Atrial fibrillation (AF) onset in the intensive care unit (ICU) is attracting widespread attention because of its frequency and prognostic significance. In the previous issue of Critical Care, Meierhenrich and colleagues complete the description of new-onset AF in the ICU in a selected population of patients suffering from septic shock [1]. They found that 46% of their patients developed AF and this arrhythmia was significantly associated with increased ICU length of stay without affecting mortality. Interestingly, they reported a significant and continuous increase in C-reactive protein levels the days before the occurrence of AF, corroborating previous findings on the hypothesis of an inflammatory substrate in AF onset [2].

AF is the most significant arrhythmia in the ICU. The risk to develop AF in the ICU is largely superior to that of the general population but differs with regard to the type of ICU involved. Indeed, the risk is estimated to be 4% in the general population, from 4 to 9% in the general ICU and an incidence of 32% has been recently reported in a cardiac surgical ICU [39].

How could we explain such a difference? In fact, AF is considered both a cardiac disease and a noncardiac disease. Age, essential hypertension, ischaemic heart failure and valvular heart disease are well recognized as cardiac components of AF, and on the contrary inflammation, whatever its origin, is now considered an important noncardiac trigger [4]. In this context, it is not surprising that cardiac surgery generates a higher incidence of AF, and several data support this assumption. Effectively, in cardiac surgery the risk of AF is common in the first 3 postoperative days and a strength correlation has been found between various inflammatory parameters and postoperative arrhythmia [7, 10]. In a prospective double-blind study, 236 patients undergoing elective heart surgery were randomized to receive placebo or dexamethasone after the induction of anaesthesia. Patients who received dexamethasone had significantly less new-onset AF in the 3 postoperative days (18.9% vs. 32.3%, P = 0.027) [11]. In a recent prospective, multicentre, double-blind study performed in cardiac surgery, hydrocortisone administered the day before and during the next 3 postoperative days significantly reduced the occurrence of AF (30% vs. 48%, P = 0.004) [12]. In the same way, it has been showed that nonsteroidal anti-inflammatory drugs administered in the postoperative course protected patients from AF [7]. Finally, in general ICU patients and in trauma patients requiring admission to the ICU, the presence of a systemic inflammatory response syndrome was found to be linked to the risk to develop AF [5, 13].

We probably better understand why Meierhenrich and colleagues found a 46% incidence of AF in septic shock patients [1]. Septic shock is a severe systemic inflammatory disease, and the regular and significant increase in C-reactive protein before onset of AF is another factor highlighting the role of inflammation in the genesis of AF in the ICU. Nevertheless, we have to keep in mind that inflammation alone is probably insufficient to generate such a high AF incidence, and other contributing factors should not be underestimated such as catecholamine use, central venous catheter catheterization and/or fluid shifts [3, 6, 9, 14]. Finally, it would be interesting to know whether, in the study by Meierhenrich and colleagues, patients received anti-inflammatory drugs, notably steroids and/or activated protein C, and whether those patients who did receive such therapy experienced less AF.
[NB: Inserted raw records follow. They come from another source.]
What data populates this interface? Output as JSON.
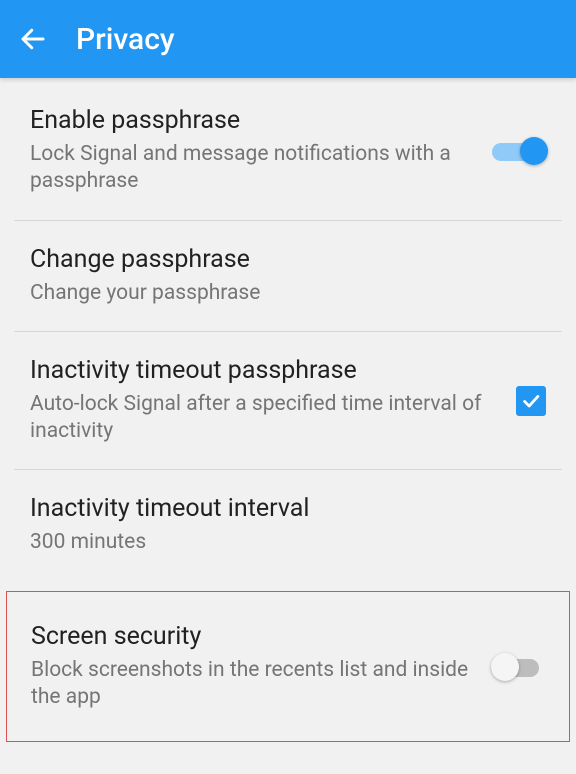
{
  "header": {
    "title": "Privacy"
  },
  "items": [
    {
      "title": "Enable passphrase",
      "subtitle": "Lock Signal and message notifications with a passphrase",
      "control": "switch",
      "state": "on"
    },
    {
      "title": "Change passphrase",
      "subtitle": "Change your passphrase",
      "control": "none"
    },
    {
      "title": "Inactivity timeout passphrase",
      "subtitle": "Auto-lock Signal after a specified time interval of inactivity",
      "control": "checkbox",
      "state": "checked"
    },
    {
      "title": "Inactivity timeout interval",
      "subtitle": "300 minutes",
      "control": "none"
    },
    {
      "title": "Screen security",
      "subtitle": "Block screenshots in the recents list and inside the app",
      "control": "switch",
      "state": "off",
      "highlight": true
    }
  ]
}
What is the impact of AF on mortality in ICU patients? This is an old debate, and Brathwaite and Weissmann already clearly discussed this dilemma in 1998 [3]. Most studies concerning AF in the ICU found that this arrhythmia increases ICU and hospital lengths of stay and/or mortality, but these patients were also the most severely ill [3, 5, 6, 8, 9]. In a prospective observational study conducted in trauma patients, AF was observed in the most severe patients and carried a higher mortality [13]. Nevertheless, the standardized mortality ratio was similar in patients who had AF and in patients who did not have AF, suggesting AF is rather a marker of severity without major impact on mortality [13]. Moreover, in a larger multicentre study performed in 26 European general ICUs, Annane and colleagues showed that, after adjustment and propensity score use, supraventricular arrhythmia did not increase the risk of hospital death [15]. Interestingly, in the study by Meierhenrich and colleagues the mortality in septic shock patients was not influenced by the presence of AF despite a higher Sequential Organ Failure Assessment score in AF patients [1].

AF is not just an artefact in the ICU, and the article of Meierhenrich and colleagues contributes to our better understanding of the mechanisms contributing to AF in the ICU. Nevertheless, the impact of such findings remains elusive from a therapeutic point of view.